Seek Professional Help

Most of us are not good at this on our own. We do need help from professionals and that applies no matter how much or how little money you have. And when it comes to competing goals or different opportunities, it helps to brainstorm with an independent third party who is familiar with your situation.

That professional help can take a number of different forms. Some financial advisers do focus on clients with a net worth above a stated amount while others, like Silverberg will tailor their services to client needs.

Getting professional help however isn’t limited to working one-on-one with an adviser. There are many books and some advisers, like Silverberg, have online, self-guided courses available. Meetup may also be a good source for learning from and with others in your local area.

If you do decide you’d prefer to work with an adviser, then remember, this is not a one-time transaction. This works best when it is an on-going relationship so look for someone who is patient and willing to explain concepts and rationale with you, someone who is willing to walk you through any numbers, step-by-step.
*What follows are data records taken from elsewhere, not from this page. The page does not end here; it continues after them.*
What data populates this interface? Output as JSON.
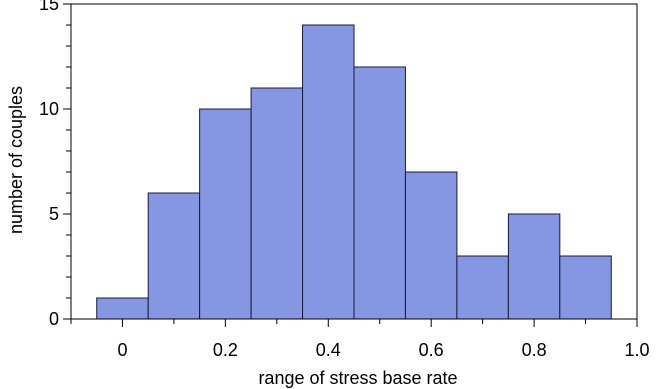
{
  "chart_data": {
    "type": "bar",
    "subtype": "histogram",
    "title": "",
    "xlabel": "range of stress base rate",
    "ylabel": "number of couples",
    "bins": [
      {
        "start": -0.05,
        "end": 0.05,
        "value": 1
      },
      {
        "start": 0.05,
        "end": 0.15,
        "value": 6
      },
      {
        "start": 0.15,
        "end": 0.25,
        "value": 10
      },
      {
        "start": 0.25,
        "end": 0.35,
        "value": 11
      },
      {
        "start": 0.35,
        "end": 0.45,
        "value": 14
      },
      {
        "start": 0.45,
        "end": 0.55,
        "value": 12
      },
      {
        "start": 0.55,
        "end": 0.65,
        "value": 7
      },
      {
        "start": 0.65,
        "end": 0.75,
        "value": 3
      },
      {
        "start": 0.75,
        "end": 0.85,
        "value": 5
      },
      {
        "start": 0.85,
        "end": 0.95,
        "value": 3
      }
    ],
    "xlim": [
      -0.1,
      1.0
    ],
    "ylim": [
      0,
      15
    ],
    "x_ticks": [
      {
        "value": 0,
        "label": "0"
      },
      {
        "value": 0.2,
        "label": "0.2"
      },
      {
        "value": 0.4,
        "label": "0.4"
      },
      {
        "value": 0.6,
        "label": "0.6"
      },
      {
        "value": 0.8,
        "label": "0.8"
      },
      {
        "value": 1.0,
        "label": "1.0"
      }
    ],
    "x_minor_step": 0.1,
    "y_ticks": [
      {
        "value": 0,
        "label": "0"
      },
      {
        "value": 5,
        "label": "5"
      },
      {
        "value": 10,
        "label": "10"
      },
      {
        "value": 15,
        "label": "15"
      }
    ],
    "y_minor_step": 1,
    "grid": false,
    "legend": "none",
    "colors": {
      "bar_fill": "#8596e2",
      "bar_stroke": "#1a1a3a",
      "axis": "#000000"
    }
  }
}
Will Divorce Mean Delaying Retirement?

A big question for people who are in their late forties or fifties when they get divorced is if they will be able to afford to retire when they had planned to. Silverberg says there isn’t a one-size fits all answer to this. For sure, there may be less money following the end of the marriage, but simply assuming you can work longer to make up the shortfall may not be a reality when you take into account your career and your health.

The answer Silverberg says goes back to first redefining your personal why. How has divorce changed this and does divorce change your definition of financial success? Then there may be adjustments you can make to your current lifestyle or your projected retirement lifestyle that could help compensate for the division of assets. A financial adviser could also help you assess if you’d be comfortable with more risk in your current investments. The key is to be flexible and to keep an open-mind.

Should You Stay Married?

Silverberg and I have both worked with clients who are desperately unhappy in their marriage but who are unable to end the marriage because of the likely impact on their financial resources. They get stuck trying to decide if divorce is the answer. Silverberg says this reflects a ‘scarcity mentality.’

Silverberg’s philosophy is “why live your life in a state of unhappiness? Certainly, it may not be financially better but you only have one life to live.”

Do what your heart tells you to do and the money can be figured out.